Efficient lead removal from aquatic solution by (Co0.7Zn0.3)0.9Ni0.1Fe2O4 ferrite with tunable optical and magnetic properties.

Abstract

A new material based on (Co0.7Zn0.3)0.9Ni0.1Fe2O4 ferrite was prepared by using a flash auto-combustion method. The characterization of XRD, SEM, EDX, FTIR, and VSM analysis presented that the (Co0.7Zn0.3)0.9Ni0.1Fe2O4 nanoferrite was prepared in single phase with crystallite size 32 nm and had dislocation density about 9.8 × 10−4 nm−2. EDS spectrum confirms the presence of constituting metal ions in (Co0.7Zn0.3)0.9Ni0.1Fe2O4 ferrite which is well-comparable with the standard stoichiometric ratios. VSM exhibits narrow loop with saturation magnetization about 67.076 emu/g, this is related to ferromagnetic and soft magnetic materials.
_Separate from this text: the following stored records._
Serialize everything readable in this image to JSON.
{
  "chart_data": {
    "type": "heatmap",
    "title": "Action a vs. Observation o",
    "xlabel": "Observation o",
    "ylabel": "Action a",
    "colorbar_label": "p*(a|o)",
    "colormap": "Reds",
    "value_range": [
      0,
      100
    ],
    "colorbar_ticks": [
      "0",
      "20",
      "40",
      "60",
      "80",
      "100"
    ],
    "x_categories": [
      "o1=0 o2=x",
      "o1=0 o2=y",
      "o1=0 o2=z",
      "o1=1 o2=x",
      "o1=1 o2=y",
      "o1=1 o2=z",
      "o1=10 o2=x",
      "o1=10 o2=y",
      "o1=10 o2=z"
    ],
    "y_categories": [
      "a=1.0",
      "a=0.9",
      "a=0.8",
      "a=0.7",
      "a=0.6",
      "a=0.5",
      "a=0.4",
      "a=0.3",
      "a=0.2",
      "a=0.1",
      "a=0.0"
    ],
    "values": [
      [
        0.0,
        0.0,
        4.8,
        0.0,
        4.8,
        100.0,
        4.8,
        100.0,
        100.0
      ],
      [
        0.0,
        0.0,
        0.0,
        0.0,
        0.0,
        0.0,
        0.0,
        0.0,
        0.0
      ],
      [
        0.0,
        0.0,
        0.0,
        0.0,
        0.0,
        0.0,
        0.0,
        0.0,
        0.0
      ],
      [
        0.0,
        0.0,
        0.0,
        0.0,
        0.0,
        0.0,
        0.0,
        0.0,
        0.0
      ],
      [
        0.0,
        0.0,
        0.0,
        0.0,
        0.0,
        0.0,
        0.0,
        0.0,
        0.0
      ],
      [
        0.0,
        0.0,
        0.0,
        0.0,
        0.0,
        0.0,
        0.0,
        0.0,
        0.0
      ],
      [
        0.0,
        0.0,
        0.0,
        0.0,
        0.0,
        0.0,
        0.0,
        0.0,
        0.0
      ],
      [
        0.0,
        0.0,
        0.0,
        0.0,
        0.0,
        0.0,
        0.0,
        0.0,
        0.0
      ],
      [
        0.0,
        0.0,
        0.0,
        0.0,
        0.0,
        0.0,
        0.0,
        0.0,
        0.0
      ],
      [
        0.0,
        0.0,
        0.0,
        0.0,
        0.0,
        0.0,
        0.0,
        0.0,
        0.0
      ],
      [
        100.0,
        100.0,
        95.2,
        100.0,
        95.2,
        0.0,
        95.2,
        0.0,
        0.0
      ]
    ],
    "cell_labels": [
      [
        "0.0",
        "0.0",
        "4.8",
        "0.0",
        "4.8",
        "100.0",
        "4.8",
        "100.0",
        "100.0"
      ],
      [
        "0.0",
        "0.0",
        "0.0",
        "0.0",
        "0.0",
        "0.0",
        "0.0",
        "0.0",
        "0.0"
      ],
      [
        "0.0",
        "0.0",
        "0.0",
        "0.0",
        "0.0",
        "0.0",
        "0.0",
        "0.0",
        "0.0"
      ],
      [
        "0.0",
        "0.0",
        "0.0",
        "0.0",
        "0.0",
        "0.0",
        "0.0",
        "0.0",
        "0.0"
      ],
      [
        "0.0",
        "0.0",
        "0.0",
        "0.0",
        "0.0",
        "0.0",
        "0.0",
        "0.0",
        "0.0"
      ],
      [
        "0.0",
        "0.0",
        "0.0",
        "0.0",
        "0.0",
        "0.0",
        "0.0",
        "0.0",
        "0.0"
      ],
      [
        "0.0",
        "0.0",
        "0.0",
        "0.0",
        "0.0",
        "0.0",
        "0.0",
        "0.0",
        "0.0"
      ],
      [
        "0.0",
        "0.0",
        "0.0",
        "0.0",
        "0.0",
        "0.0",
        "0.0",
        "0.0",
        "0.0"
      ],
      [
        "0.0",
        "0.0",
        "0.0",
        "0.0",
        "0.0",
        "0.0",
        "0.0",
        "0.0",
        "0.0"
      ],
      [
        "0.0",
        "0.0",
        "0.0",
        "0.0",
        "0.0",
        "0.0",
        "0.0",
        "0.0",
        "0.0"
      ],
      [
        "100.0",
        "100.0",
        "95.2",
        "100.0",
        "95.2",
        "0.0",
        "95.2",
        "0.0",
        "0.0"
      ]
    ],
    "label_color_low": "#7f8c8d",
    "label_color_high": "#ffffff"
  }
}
Values of the energy band gap are 3.8 and 4.8 eV for the indirect and direct transition. The removal efficiency of the (Co0.7Zn0.3)0.9Ni0.1Fe2O4 nanoferrite was evaluated using adsorbing Pb(II) as typical heavy metals. Batch adsorption experiment was used to study the effects of pH of the aqueous solution, as well as contact time. Moreover, we examined the adsorption mechanism, isotherms, and kinetics. The removal efficiency of the (Co0.7Zn0.3)0.9Ni0.1Fe2O4 nanoferrite for Pb(II) adsorption was 99 % at pH 7 after 40 min, besides the isothermal data followed Langmuir isotherm model. While, kinetic data obeyed pseudo-second-order model. The (Co0.7Zn0.3)0.9Ni0.1Fe2O4 nanoferrite and heavy metal ions interacted by the following mechanisms: surface complexation, precipitation, and isomorphic substitution.